South Africa’s Deputy Minister of International Relations and Cooperation Nomaindia Mfeketo also joined in the symbolic hunger strike even though she was ill at the time. She said that she was saddened by the protracted hunger strike that Palestinian political prisoners have embarked on in their demands for an end to Israel’s detention without trial, and other human rights violations.

“To many of us our solidarity in this campaign is very personal because of our own experience under Apartheid. We too, like the heroic Palestinians, were once called terrorists. We, like the Palestinians, were detained. We, like the Palestinians today, embarked on hunger strikes in from our prison cells in protest against Apartheid South Africa’s human rights violations,” Mfeketo said.

“We also note the growing number of the South African Jews who have joined this 24 hour fast and are in protest against Israel’s discriminatory policies. They remind us of our own white comrades who refused to let the Apartheid Government speak in their name,” Mfeketo said in her statement on Monday.

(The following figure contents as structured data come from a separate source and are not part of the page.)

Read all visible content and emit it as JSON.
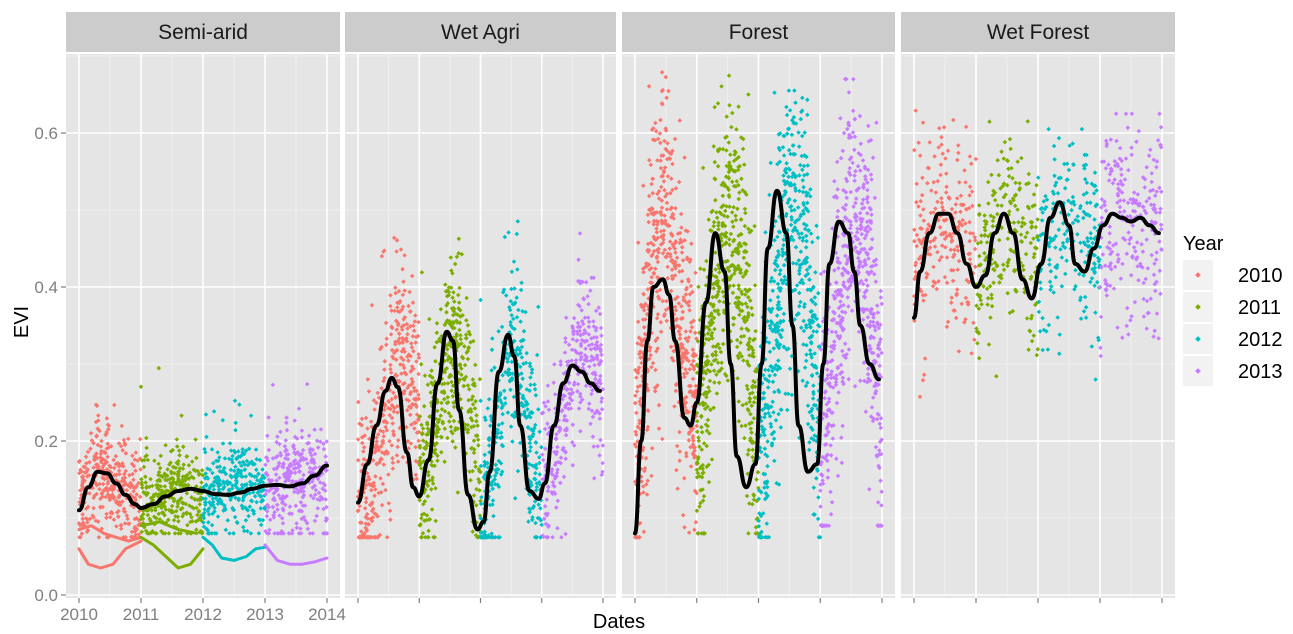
{
  "chart_data": {
    "type": "scatter",
    "xlabel": "Dates",
    "ylabel": "EVI",
    "ylim": [
      0,
      0.7
    ],
    "y_ticks": [
      0.0,
      0.2,
      0.4,
      0.6
    ],
    "y_tick_labels": [
      "0.0",
      "0.2",
      "0.4",
      "0.6"
    ],
    "xlim": [
      2010,
      2014
    ],
    "x_ticks": [
      2010,
      2011,
      2012,
      2013,
      2014
    ],
    "x_tick_labels": [
      "2010",
      "2011",
      "2012",
      "2013",
      "2014"
    ],
    "grid": true,
    "legend": {
      "title": "Year",
      "placement": "right",
      "entries": [
        "2010",
        "2011",
        "2012",
        "2013"
      ]
    },
    "colors": {
      "2010": "#F8766D",
      "2011": "#7CAE00",
      "2012": "#00BFC4",
      "2013": "#C77CFF",
      "smooth": "#000000",
      "panel_bg": "#E5E5E5",
      "strip_bg": "#CCCCCC"
    },
    "panels": [
      {
        "name": "Semi-arid",
        "smooth": {
          "x": [
            2010.0,
            2010.15,
            2010.3,
            2010.45,
            2010.6,
            2010.75,
            2010.9,
            2011.0,
            2011.2,
            2011.4,
            2011.6,
            2011.8,
            2012.0,
            2012.2,
            2012.4,
            2012.6,
            2012.8,
            2013.0,
            2013.2,
            2013.4,
            2013.6,
            2013.8,
            2014.0
          ],
          "y": [
            0.11,
            0.14,
            0.16,
            0.158,
            0.145,
            0.13,
            0.118,
            0.113,
            0.118,
            0.128,
            0.135,
            0.138,
            0.135,
            0.131,
            0.13,
            0.133,
            0.138,
            0.142,
            0.143,
            0.141,
            0.145,
            0.155,
            0.168
          ]
        },
        "bands": [
          {
            "year": "2010",
            "start": 2010.0,
            "end": 2011.0,
            "center": [
              0.12,
              0.17,
              0.14,
              0.12
            ],
            "spread": 0.035,
            "top": 0.31,
            "bottom": 0.075,
            "count": 330
          },
          {
            "year": "2011",
            "start": 2011.0,
            "end": 2012.0,
            "center": [
              0.12,
              0.13,
              0.14,
              0.13
            ],
            "spread": 0.03,
            "top": 0.325,
            "bottom": 0.08,
            "count": 300
          },
          {
            "year": "2012",
            "start": 2012.0,
            "end": 2013.0,
            "center": [
              0.13,
              0.14,
              0.145,
              0.13
            ],
            "spread": 0.03,
            "top": 0.28,
            "bottom": 0.08,
            "count": 280
          },
          {
            "year": "2013",
            "start": 2013.0,
            "end": 2014.0,
            "center": [
              0.14,
              0.15,
              0.15,
              0.15
            ],
            "spread": 0.04,
            "top": 0.325,
            "bottom": 0.08,
            "count": 300
          }
        ],
        "traces": [
          {
            "year": "2010",
            "x": [
              2010.0,
              2010.15,
              2010.35,
              2010.55,
              2010.75,
              2011.0
            ],
            "y": [
              0.06,
              0.04,
              0.035,
              0.04,
              0.06,
              0.07
            ]
          },
          {
            "year": "2010",
            "x": [
              2010.0,
              2010.2,
              2010.4,
              2010.6,
              2010.8,
              2011.0
            ],
            "y": [
              0.085,
              0.09,
              0.08,
              0.075,
              0.07,
              0.075
            ]
          },
          {
            "year": "2011",
            "x": [
              2011.0,
              2011.2,
              2011.4,
              2011.6,
              2011.8,
              2012.0
            ],
            "y": [
              0.075,
              0.065,
              0.05,
              0.035,
              0.04,
              0.06
            ]
          },
          {
            "year": "2011",
            "x": [
              2011.0,
              2011.3,
              2011.6,
              2011.9
            ],
            "y": [
              0.09,
              0.095,
              0.085,
              0.08
            ]
          },
          {
            "year": "2012",
            "x": [
              2012.0,
              2012.15,
              2012.3,
              2012.5,
              2012.7,
              2012.85,
              2013.0
            ],
            "y": [
              0.075,
              0.065,
              0.048,
              0.045,
              0.05,
              0.06,
              0.062
            ]
          },
          {
            "year": "2013",
            "x": [
              2013.0,
              2013.2,
              2013.4,
              2013.6,
              2013.8,
              2014.0
            ],
            "y": [
              0.065,
              0.045,
              0.04,
              0.04,
              0.043,
              0.048
            ]
          }
        ]
      },
      {
        "name": "Wet Agri",
        "smooth": {
          "x": [
            2010.0,
            2010.15,
            2010.3,
            2010.45,
            2010.55,
            2010.65,
            2010.8,
            2010.9,
            2011.0,
            2011.15,
            2011.3,
            2011.45,
            2011.55,
            2011.65,
            2011.8,
            2011.95,
            2012.05,
            2012.15,
            2012.3,
            2012.45,
            2012.55,
            2012.65,
            2012.8,
            2012.95,
            2013.05,
            2013.2,
            2013.35,
            2013.5,
            2013.65,
            2013.8,
            2013.95
          ],
          "y": [
            0.12,
            0.17,
            0.22,
            0.265,
            0.282,
            0.27,
            0.185,
            0.14,
            0.128,
            0.175,
            0.275,
            0.342,
            0.33,
            0.24,
            0.13,
            0.085,
            0.095,
            0.16,
            0.29,
            0.338,
            0.31,
            0.22,
            0.135,
            0.125,
            0.145,
            0.22,
            0.275,
            0.298,
            0.29,
            0.275,
            0.265
          ]
        },
        "bands": [
          {
            "year": "2010",
            "start": 2010.0,
            "end": 2011.0,
            "center": [
              0.11,
              0.15,
              0.25,
              0.32,
              0.24
            ],
            "spread": 0.06,
            "top": 0.5,
            "bottom": 0.075,
            "count": 420
          },
          {
            "year": "2011",
            "start": 2011.0,
            "end": 2012.0,
            "center": [
              0.12,
              0.22,
              0.33,
              0.28,
              0.12
            ],
            "spread": 0.06,
            "top": 0.5,
            "bottom": 0.075,
            "count": 420
          },
          {
            "year": "2012",
            "start": 2012.0,
            "end": 2013.0,
            "center": [
              0.09,
              0.2,
              0.33,
              0.24,
              0.12
            ],
            "spread": 0.06,
            "top": 0.52,
            "bottom": 0.075,
            "count": 380
          },
          {
            "year": "2013",
            "start": 2013.0,
            "end": 2014.0,
            "center": [
              0.12,
              0.2,
              0.3,
              0.32,
              0.28
            ],
            "spread": 0.05,
            "top": 0.475,
            "bottom": 0.075,
            "count": 330
          }
        ],
        "traces": []
      },
      {
        "name": "Forest",
        "smooth": {
          "x": [
            2010.0,
            2010.1,
            2010.2,
            2010.3,
            2010.45,
            2010.55,
            2010.65,
            2010.8,
            2010.9,
            2011.0,
            2011.15,
            2011.3,
            2011.45,
            2011.55,
            2011.65,
            2011.8,
            2011.95,
            2012.05,
            2012.15,
            2012.3,
            2012.45,
            2012.55,
            2012.65,
            2012.8,
            2012.95,
            2013.05,
            2013.15,
            2013.3,
            2013.45,
            2013.55,
            2013.65,
            2013.8,
            2013.95
          ],
          "y": [
            0.08,
            0.2,
            0.33,
            0.4,
            0.41,
            0.39,
            0.33,
            0.23,
            0.22,
            0.25,
            0.38,
            0.47,
            0.42,
            0.3,
            0.18,
            0.14,
            0.17,
            0.3,
            0.45,
            0.525,
            0.47,
            0.35,
            0.22,
            0.16,
            0.17,
            0.3,
            0.43,
            0.485,
            0.47,
            0.42,
            0.35,
            0.3,
            0.28
          ]
        },
        "bands": [
          {
            "year": "2010",
            "start": 2010.0,
            "end": 2011.0,
            "center": [
              0.15,
              0.4,
              0.5,
              0.35,
              0.25
            ],
            "spread": 0.09,
            "top": 0.695,
            "bottom": 0.075,
            "count": 580
          },
          {
            "year": "2011",
            "start": 2011.0,
            "end": 2012.0,
            "center": [
              0.2,
              0.35,
              0.5,
              0.4,
              0.15
            ],
            "spread": 0.09,
            "top": 0.675,
            "bottom": 0.08,
            "count": 560
          },
          {
            "year": "2012",
            "start": 2012.0,
            "end": 2013.0,
            "center": [
              0.15,
              0.35,
              0.5,
              0.45,
              0.2
            ],
            "spread": 0.09,
            "top": 0.655,
            "bottom": 0.075,
            "count": 540
          },
          {
            "year": "2013",
            "start": 2013.0,
            "end": 2014.0,
            "center": [
              0.15,
              0.35,
              0.5,
              0.45,
              0.25
            ],
            "spread": 0.09,
            "top": 0.67,
            "bottom": 0.09,
            "count": 520
          }
        ],
        "traces": []
      },
      {
        "name": "Wet Forest",
        "smooth": {
          "x": [
            2010.0,
            2010.1,
            2010.25,
            2010.4,
            2010.55,
            2010.7,
            2010.85,
            2011.0,
            2011.15,
            2011.3,
            2011.45,
            2011.6,
            2011.75,
            2011.9,
            2012.05,
            2012.2,
            2012.35,
            2012.5,
            2012.6,
            2012.75,
            2012.9,
            2013.05,
            2013.2,
            2013.35,
            2013.5,
            2013.65,
            2013.8,
            2013.95
          ],
          "y": [
            0.36,
            0.42,
            0.47,
            0.495,
            0.495,
            0.47,
            0.43,
            0.4,
            0.415,
            0.47,
            0.495,
            0.47,
            0.41,
            0.385,
            0.43,
            0.49,
            0.51,
            0.48,
            0.43,
            0.42,
            0.45,
            0.48,
            0.495,
            0.49,
            0.485,
            0.49,
            0.48,
            0.47
          ]
        },
        "bands": [
          {
            "year": "2010",
            "start": 2010.0,
            "end": 2011.0,
            "center": [
              0.42,
              0.47,
              0.5,
              0.47,
              0.44
            ],
            "spread": 0.06,
            "top": 0.655,
            "bottom": 0.08,
            "count": 230
          },
          {
            "year": "2011",
            "start": 2011.0,
            "end": 2012.0,
            "center": [
              0.42,
              0.46,
              0.5,
              0.46,
              0.42
            ],
            "spread": 0.06,
            "top": 0.615,
            "bottom": 0.17,
            "count": 220
          },
          {
            "year": "2012",
            "start": 2012.0,
            "end": 2013.0,
            "center": [
              0.42,
              0.47,
              0.5,
              0.47,
              0.45
            ],
            "spread": 0.06,
            "top": 0.605,
            "bottom": 0.23,
            "count": 210
          },
          {
            "year": "2013",
            "start": 2013.0,
            "end": 2014.0,
            "center": [
              0.45,
              0.49,
              0.5,
              0.48,
              0.46
            ],
            "spread": 0.07,
            "top": 0.625,
            "bottom": 0.245,
            "count": 230
          }
        ],
        "traces": []
      }
    ]
  }
}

Mfeketo was herself detained during the 1980s, and embarked on a hunger strike in protest against apartheid South Africa's practice of detention without trial among other issues. The first time she was arrested was on 7th January 1987, when she was held for nine months, and the second time she was detained from August 1988 until May 1989. When she was arrested in 1988, she was with her three week old child.

Mfeketo has noted that in Ireland the Palestinian flag is flying above certain government buildings in support of the Palestinians, and there is a motion in the Portuguese Parliament in support of the #PalestinainPoliticalPrisoners.

Mfeketo ended her remarks by quoting former president Nelson Mandela: "We know too well that our freedom is incomplete without the freedom of the Palestinian people".

Former Robben Island political prisoner Ebrahim Ismail Ebrahim, South African artist Natalia Molebatsi and a number of other civil society leaders spoke at a public event on Monday evening on Constitution Hill in support of the Palestinian political prisoners.

In addition to Deputy President Cyril Ramaphosa, Trade and Industry Minister Rob Davies, and Deputy Minister of International Relations Nomaindia Mfkeketo, other cabinet ministers who participated in the symbolic hunger strike included Health Minister Aaron Motsoaledi, Communications Minister Ayanda Dlodlo, and Economic Development Minister Ebrahim Patel. There were also lunch time pickets on Monday outside South African provincial legislatures in keeping with the call made by the Ahmed Kathrada Foundation.